Über den Massenmörder von Norwegen habe ich erfahren, dass sein Vater "seit 1995 nicht mit ihm gesprochen hat". Und er wolle ihn nie mehr wiedersehen, ließ er verlauten. Die Eltern hätten sich schon kurz vor oder nach seiner Geburt getrennt.
Hätte dieser Mann durch ein irgendwie geartetes Verhältnis zu seinem Sohn den Massenmord nicht vielleicht verhindern können?
War es vielleicht ein innerer Hass auf die fehlende Vaterfigur?
All das sind selbstverständlich Spekulationen, aber ich bin sicher, dass jetzt wieder Diskussionen ausgelöst werden über Atten- oder Gewalttäter, die eine unglückliche Kindheit hatten oder die ein erhöhtes Geltungsbedürfnis haben.
Doch was bringen diese Erklärungen den Opfern?
Nach dem Tod von O. Bin Laden geriet ich in eine solche Diskussion mit jemandem, der den "Top-Terroristen" nicht einseitig verurteilen wollte, sondern versuchte, dessen Motive zu verstehen. Es existieren sogar philosophische Theorien, die die Existenz des Bösen negieren wollen und alles auf Defekte der Gesellschaft zurückzuführen versuchen.
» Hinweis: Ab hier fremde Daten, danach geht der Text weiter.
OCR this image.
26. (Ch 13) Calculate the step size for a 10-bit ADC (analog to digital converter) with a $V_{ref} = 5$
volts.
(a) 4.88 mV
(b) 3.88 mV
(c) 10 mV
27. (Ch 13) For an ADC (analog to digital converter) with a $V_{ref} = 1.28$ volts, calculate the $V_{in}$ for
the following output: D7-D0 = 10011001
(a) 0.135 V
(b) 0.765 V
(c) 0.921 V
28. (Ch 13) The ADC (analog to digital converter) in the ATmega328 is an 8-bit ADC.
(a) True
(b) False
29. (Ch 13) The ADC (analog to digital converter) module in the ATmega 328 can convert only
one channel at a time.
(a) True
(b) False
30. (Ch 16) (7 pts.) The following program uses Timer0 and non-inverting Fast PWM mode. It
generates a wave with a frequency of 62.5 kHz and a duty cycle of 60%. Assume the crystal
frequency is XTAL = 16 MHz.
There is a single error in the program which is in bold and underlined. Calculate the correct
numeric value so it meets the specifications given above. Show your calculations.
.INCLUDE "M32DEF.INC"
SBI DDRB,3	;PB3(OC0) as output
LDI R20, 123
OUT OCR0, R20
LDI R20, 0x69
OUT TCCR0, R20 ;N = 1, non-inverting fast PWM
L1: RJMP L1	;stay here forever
Doch den Opfern hilft dies ebenfalls wenig.
Es scheint eine große Einsamkeit zu sein, die in unserer Gesellschaft solche Todesfälle, Selbstmorde auf Raten und Attentate hervorbringt.
Zumindest die Attentäter von Norwegen oder deutscher Schulmassaker waren äußerst isolierte Menschen, die in ihrer eigenen Welt lebten.
Auch dies ist im kommunikationsfreudigen Afrika kaum möglich, weil ständig mit jedem über alles geredet wird und man sich nicht auf diese Weise abkapseln kann.
Es ist sehr aufschlussreich, beide Gesellschaften in dieser Hinsicht zu vergleichen.
Wenn ihr auch Gedanken oder Anregungen zu dem Thema habt, lasst etwas von euch hören.
Schönen Sommer wünscht
c.s.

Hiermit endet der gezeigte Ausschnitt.